TAD-IDS treats the 78 CIC-IDS-2017 features not as a flat vector but as six semantic groups reflecting measurement type:
packet (20 features) — packet size statistics
timing (15 features) — inter-arrival time statistics
flag (12 features) — TCP flag counts
flow (17 features) — flow-level rate features
connection (12 features) — connection state features
remaining ( 2 features) — unassigned features
Each group is processed by a dedicated GroupEncoder (2-layer Linear + residual + GELU + BatchNorm), producing a 32-dimensional embedding. A single AttentionBlock (2 heads, pre-norm) computes cross-group dependencies. A LearnedTokenPool produces a weighted summary vector which is passed to an MLP classifier.
Input (78,)
→ 6 GroupEncoders → (6, 32)
→ AttentionBlock (2 head) → (6, 32)
→ LearnedTokenPool → (32,)
→ MLP: 32→64→32→1
→ BCEWithLogitsLoss
Total trainable parameters: ~25K
| Model | Description | Params |
|---|---|---|
| FlatMLP | No grouping, no attention. 78→256→128→64→1 | 62,337 |
| GroupedNoAttn | GroupEncoders + mean pool, no attention | 16,449 |
| TAD-IDS | Full architecture above | ~25K |
Dataset: CIC-IDS-2017 (Canadian Institute for Cybersecurity) 8 CSV files, 78 features per flow, 2.8M total rows.
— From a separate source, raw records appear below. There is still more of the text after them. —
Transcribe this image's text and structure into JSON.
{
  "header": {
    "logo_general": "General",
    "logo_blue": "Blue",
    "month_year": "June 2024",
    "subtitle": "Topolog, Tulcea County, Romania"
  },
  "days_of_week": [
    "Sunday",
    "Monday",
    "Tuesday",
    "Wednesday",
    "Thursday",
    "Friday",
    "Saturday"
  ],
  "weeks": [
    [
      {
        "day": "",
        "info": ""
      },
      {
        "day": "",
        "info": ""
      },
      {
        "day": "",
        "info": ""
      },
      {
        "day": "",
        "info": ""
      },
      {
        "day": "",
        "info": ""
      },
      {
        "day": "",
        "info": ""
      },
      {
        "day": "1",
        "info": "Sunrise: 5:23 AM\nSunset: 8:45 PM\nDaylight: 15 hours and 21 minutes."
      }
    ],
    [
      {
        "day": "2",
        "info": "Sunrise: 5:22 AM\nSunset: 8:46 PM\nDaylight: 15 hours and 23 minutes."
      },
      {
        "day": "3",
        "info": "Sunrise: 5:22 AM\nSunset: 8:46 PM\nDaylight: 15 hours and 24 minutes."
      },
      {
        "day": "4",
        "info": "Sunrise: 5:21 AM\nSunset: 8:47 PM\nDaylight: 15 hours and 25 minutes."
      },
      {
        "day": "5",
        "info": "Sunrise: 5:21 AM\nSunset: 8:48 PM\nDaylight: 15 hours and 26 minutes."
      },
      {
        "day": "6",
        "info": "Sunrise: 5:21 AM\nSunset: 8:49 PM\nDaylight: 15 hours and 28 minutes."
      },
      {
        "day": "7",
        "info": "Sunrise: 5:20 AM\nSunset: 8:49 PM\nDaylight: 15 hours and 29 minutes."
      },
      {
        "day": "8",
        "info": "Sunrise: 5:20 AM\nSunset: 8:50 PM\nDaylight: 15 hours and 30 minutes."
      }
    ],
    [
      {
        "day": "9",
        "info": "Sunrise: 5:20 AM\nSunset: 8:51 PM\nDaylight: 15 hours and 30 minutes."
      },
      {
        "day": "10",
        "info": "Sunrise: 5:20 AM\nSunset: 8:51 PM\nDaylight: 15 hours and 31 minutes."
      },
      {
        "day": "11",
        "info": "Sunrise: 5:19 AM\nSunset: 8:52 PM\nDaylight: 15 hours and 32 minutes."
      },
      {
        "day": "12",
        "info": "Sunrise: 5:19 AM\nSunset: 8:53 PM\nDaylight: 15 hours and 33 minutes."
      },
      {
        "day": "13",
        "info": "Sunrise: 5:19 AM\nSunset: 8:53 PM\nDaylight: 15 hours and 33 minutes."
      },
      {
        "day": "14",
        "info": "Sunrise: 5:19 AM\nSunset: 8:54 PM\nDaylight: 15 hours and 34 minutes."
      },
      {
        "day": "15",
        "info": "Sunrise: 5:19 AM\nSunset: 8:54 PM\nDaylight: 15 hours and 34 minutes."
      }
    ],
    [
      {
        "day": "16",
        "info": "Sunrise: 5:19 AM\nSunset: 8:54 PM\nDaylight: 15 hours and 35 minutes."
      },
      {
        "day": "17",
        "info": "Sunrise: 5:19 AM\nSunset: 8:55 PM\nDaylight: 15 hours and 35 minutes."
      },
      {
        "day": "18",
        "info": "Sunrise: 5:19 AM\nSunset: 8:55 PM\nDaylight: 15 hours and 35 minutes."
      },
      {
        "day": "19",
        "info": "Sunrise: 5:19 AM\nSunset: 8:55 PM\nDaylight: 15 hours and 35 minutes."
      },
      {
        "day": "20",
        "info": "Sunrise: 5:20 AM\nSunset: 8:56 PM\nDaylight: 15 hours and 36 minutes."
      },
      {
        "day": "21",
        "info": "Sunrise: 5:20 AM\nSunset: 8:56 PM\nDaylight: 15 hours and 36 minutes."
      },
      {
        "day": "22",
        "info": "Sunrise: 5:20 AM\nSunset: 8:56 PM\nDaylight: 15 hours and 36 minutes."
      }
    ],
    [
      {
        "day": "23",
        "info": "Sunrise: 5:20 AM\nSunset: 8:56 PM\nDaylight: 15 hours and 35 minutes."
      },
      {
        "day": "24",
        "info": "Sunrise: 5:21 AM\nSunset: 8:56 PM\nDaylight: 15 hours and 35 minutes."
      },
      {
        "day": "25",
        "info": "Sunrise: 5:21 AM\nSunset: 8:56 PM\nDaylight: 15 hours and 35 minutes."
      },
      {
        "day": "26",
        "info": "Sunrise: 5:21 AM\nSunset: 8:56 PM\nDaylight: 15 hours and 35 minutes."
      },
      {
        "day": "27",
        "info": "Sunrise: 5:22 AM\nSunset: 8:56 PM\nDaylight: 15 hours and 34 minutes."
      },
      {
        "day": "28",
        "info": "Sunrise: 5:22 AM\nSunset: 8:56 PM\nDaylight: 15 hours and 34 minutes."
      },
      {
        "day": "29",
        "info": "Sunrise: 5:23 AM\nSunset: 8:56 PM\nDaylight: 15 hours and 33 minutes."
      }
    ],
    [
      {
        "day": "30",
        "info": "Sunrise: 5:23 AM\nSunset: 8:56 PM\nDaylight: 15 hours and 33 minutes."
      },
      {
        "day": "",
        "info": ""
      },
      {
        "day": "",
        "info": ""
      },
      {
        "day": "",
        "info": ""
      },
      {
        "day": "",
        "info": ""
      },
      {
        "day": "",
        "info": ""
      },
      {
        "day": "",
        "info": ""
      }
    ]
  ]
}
Temporal split (our protocol — realistic):
Train : Monday + Tuesday + Wednesday (1,666,532 flows)
Test : Thursday + Friday (1,161,344 flows)
Random split (literature protocol — inflated):
Stratified 70/30 from all 8 files combined
Critical preprocessing note:
CIC-IDS-2017 contains NaN and inf values concentrated in attack rows.
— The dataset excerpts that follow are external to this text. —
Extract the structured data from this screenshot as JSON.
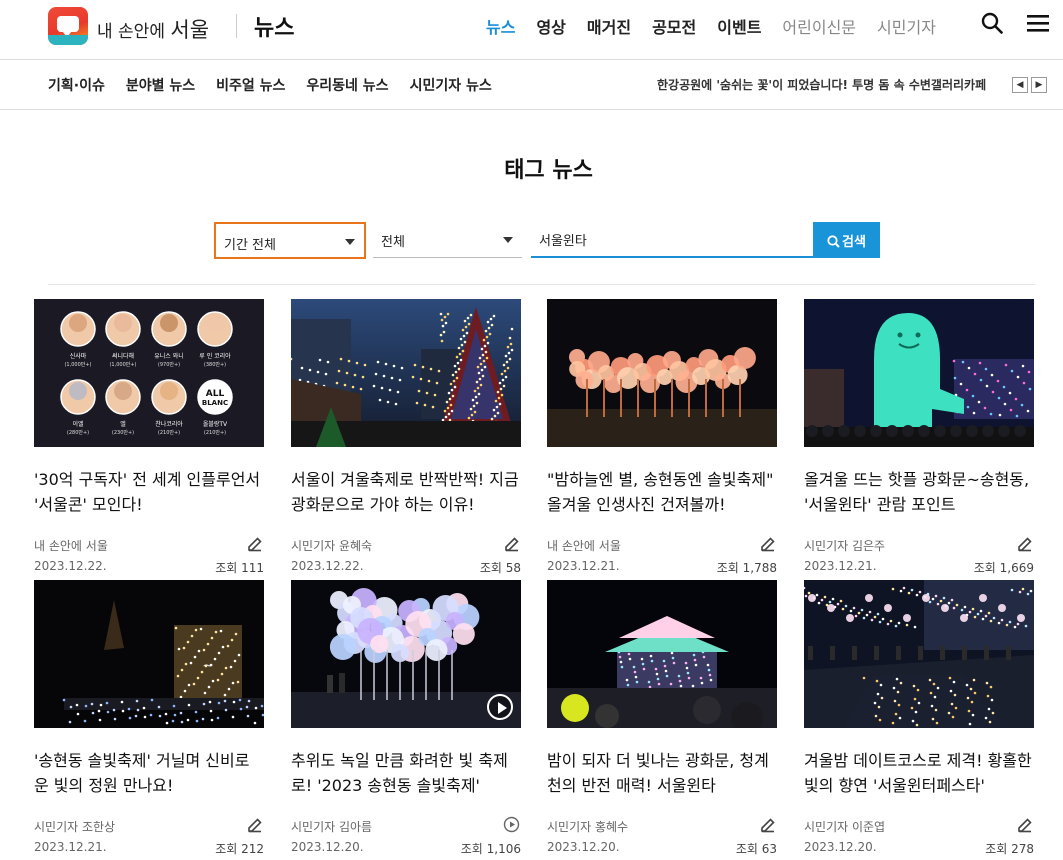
{
  "header": {
    "site_prefix": "내 손안에",
    "site_city": "서울",
    "section": "뉴스",
    "nav": [
      {
        "label": "뉴스",
        "style": "active"
      },
      {
        "label": "영상",
        "style": ""
      },
      {
        "label": "매거진",
        "style": ""
      },
      {
        "label": "공모전",
        "style": ""
      },
      {
        "label": "이벤트",
        "style": ""
      },
      {
        "label": "어린이신문",
        "style": "muted"
      },
      {
        "label": "시민기자",
        "style": "muted"
      }
    ],
    "icons": {
      "search": "search-icon",
      "menu": "hamburger-menu-icon"
    }
  },
  "subnav": {
    "items": [
      "기획·이슈",
      "분야별 뉴스",
      "비주얼 뉴스",
      "우리동네 뉴스",
      "시민기자 뉴스"
    ],
    "ticker": "한강공원에 '숨쉬는 꽃'이 피었습니다! 투명 돔 속 수변갤러리카페",
    "ticker_prev": "◀",
    "ticker_next": "▶"
  },
  "page": {
    "title": "태그 뉴스"
  },
  "filters": {
    "period": "기간 전체",
    "category": "전체",
    "query": "서울윈타",
    "search_button": "검색"
  },
  "cards": [
    {
      "title": "'30억 구독자' 전 세계 인플루언서 '서울콘' 모인다!",
      "author": "내 손안에 서울",
      "date": "2023.12.22.",
      "views": "조회 111",
      "type": "edit-icon",
      "video": false
    },
    {
      "title": "서울이 겨울축제로 반짝반짝! 지금 광화문으로 가야 하는 이유!",
      "author": "시민기자 윤혜숙",
      "date": "2023.12.22.",
      "views": "조회 58",
      "type": "edit-icon",
      "video": false
    },
    {
      "title": "\"밤하늘엔 별, 송현동엔 솔빛축제\" 올겨울 인생사진 건져볼까!",
      "author": "내 손안에 서울",
      "date": "2023.12.21.",
      "views": "조회 1,788",
      "type": "edit-icon",
      "video": false
    },
    {
      "title": "올겨울 뜨는 핫플 광화문~송현동, '서울윈타' 관람 포인트",
      "author": "시민기자 김은주",
      "date": "2023.12.21.",
      "views": "조회 1,669",
      "type": "edit-icon",
      "video": false
    },
    {
      "title": "'송현동 솔빛축제' 거닐며 신비로운 빛의 정원 만나요!",
      "author": "시민기자 조한상",
      "date": "2023.12.21.",
      "views": "조회 212",
      "type": "edit-icon",
      "video": false
    },
    {
      "title": "추위도 녹일 만큼 화려한 빛 축제로! '2023 송현동 솔빛축제'",
      "author": "시민기자 김아름",
      "date": "2023.12.20.",
      "views": "조회 1,106",
      "type": "play-icon",
      "video": true
    },
    {
      "title": "밤이 되자 더 빛나는 광화문, 청계천의 반전 매력! 서울윈타",
      "author": "시민기자 홍혜수",
      "date": "2023.12.20.",
      "views": "조회 63",
      "type": "edit-icon",
      "video": false
    },
    {
      "title": "겨울밤 데이트코스로 제격! 황홀한 빛의 향연 '서울윈터페스타'",
      "author": "시민기자 이준엽",
      "date": "2023.12.20.",
      "views": "조회 278",
      "type": "edit-icon",
      "video": false
    }
  ],
  "influencers": {
    "names": [
      "신사마",
      "써니다해",
      "유니스 와니",
      "루 인 코리아",
      "이엘",
      "엘",
      "찬나코리아",
      "올블랑TV"
    ],
    "counts": [
      "(1,000만+)",
      "(1,000만+)",
      "(970만+)",
      "(380만+)",
      "(280만+)",
      "(230만+)",
      "(210만+)",
      "(210만+)"
    ],
    "logo_top": "ALL",
    "logo_bottom": "BLANC"
  }
}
Using dropna silently removes attack traffic and corrupts the test set.
The correct approach is fillna(0) after replacing inf with NaN.
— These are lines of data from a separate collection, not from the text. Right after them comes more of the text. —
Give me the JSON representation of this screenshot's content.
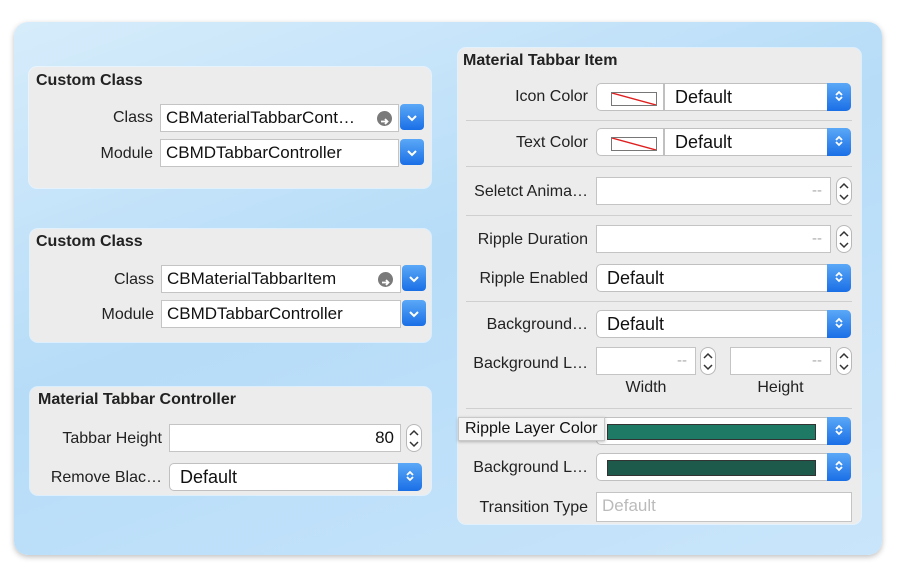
{
  "panel1": {
    "title": "Custom Class",
    "class_label": "Class",
    "class_value": "CBMaterialTabbarCont…",
    "module_label": "Module",
    "module_value": "CBMDTabbarController"
  },
  "panel2": {
    "title": "Custom Class",
    "class_label": "Class",
    "class_value": "CBMaterialTabbarItem",
    "module_label": "Module",
    "module_value": "CBMDTabbarController"
  },
  "panel3": {
    "title": "Material Tabbar Controller",
    "height_label": "Tabbar Height",
    "height_value": "80",
    "remove_label": "Remove Blac…",
    "remove_value": "Default"
  },
  "panel4": {
    "title": "Material Tabbar Item",
    "icon_color_label": "Icon Color",
    "icon_color_value": "Default",
    "text_color_label": "Text Color",
    "text_color_value": "Default",
    "select_anim_label": "Seletct Anima…",
    "select_anim_placeholder": "--",
    "ripple_duration_label": "Ripple Duration",
    "ripple_duration_placeholder": "--",
    "ripple_enabled_label": "Ripple Enabled",
    "ripple_enabled_value": "Default",
    "background1_label": "Background…",
    "background1_value": "Default",
    "background_layer_label": "Background L…",
    "width_placeholder": "--",
    "height_placeholder": "--",
    "width_caption": "Width",
    "height_caption": "Height",
    "ripple_layer_color_tooltip": "Ripple Layer Color",
    "ripple_layer_color_hex": "#1e7a64",
    "background_layer_color_label": "Background L…",
    "background_layer_color_hex": "#1d5a4c",
    "transition_label": "Transition Type",
    "transition_placeholder": "Default"
  },
  "colors": {
    "accent_blue": "#1a6fe6",
    "panel_bg": "#ececec"
  }
}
The full experiment is a single 15-cell Colab notebook.
To reproduce:
- Upload all 8 CIC-IDS-2017 CSV files to
My Drive/CIC-IDS-2017/ - Open the notebook in Colab
- Run Cell 1 through Cell 15 in order
- All results, figures, and checkpoints save automatically to Drive
Session restart protocol:
- Cells 2, 3, 4, 5 skip automatically if outputs exist on disk
- After restart: run Cell 1 → Cell 3 → Cell 5 → continue from checkpoint
Requirements:
Python 3.8+
PyTorch 2.0+
scikit-learn
numpy
pandas
pyarrow
import torch
from models import TADIDS
# group sizes from CIC-IDS-2017 semantic decomposition
GROUP_SIZES = [20, 15, 12, 17, 12, 2] # sums to 78
GROUP_SLICES_LIST = [(0,20),(20,35),(35,47),
(47,64),(64,76),(76,78)]
N_GROUPS = 6
model = TADIDS(
group_sizes=GROUP_SIZES,
embed_dim=32,
num_heads=2,
n_groups=N_GROUPS
).to(device)
# x : (batch, 78) — StandardScaler normalized
logits = model(x, GROUP_SLICES_LIST) # (batch,) raw logits
probs = torch.sigmoid(logits)
# NOTE: do not threshold at 0.50 under temporal shift
# optimal threshold is ~0.15 — see Table 2loss = BCEWithLogitsLoss(pos_weight=tensor([2.47]))
optimizer = Adam(lr=3e-4, weight_decay=1e-4)
scheduler = ReduceLROnPlateau(mode='max', patience=2, factor=0.5)
early_stop = patience=3 on validation F1 # NOT loss
batch_size = 2048
max_epochs = 20
grad_clip = 1.0
label_smooth = 0.05Early stopping on F1 (not loss) is critical — validation loss increases under temporal shift even when the model is generalizing correctly.
If you use this work, please cite:
@misc{tadids2025,
title = {Temporal Fragility in Network Intrusion Detection:
Evaluation Methodology, Threshold Calibration,
and Structured Feature Modeling},
author = {Sashi Bharadwaj Pulikanti},
year = {2025},
orcid = {0009-0002-8904-2209},
note = {Research prototype. CIC-IDS-2017 temporal split study.},
url = {https://github.com/heraclitus0/TAD-IDS}
}This project is released under the MIT License.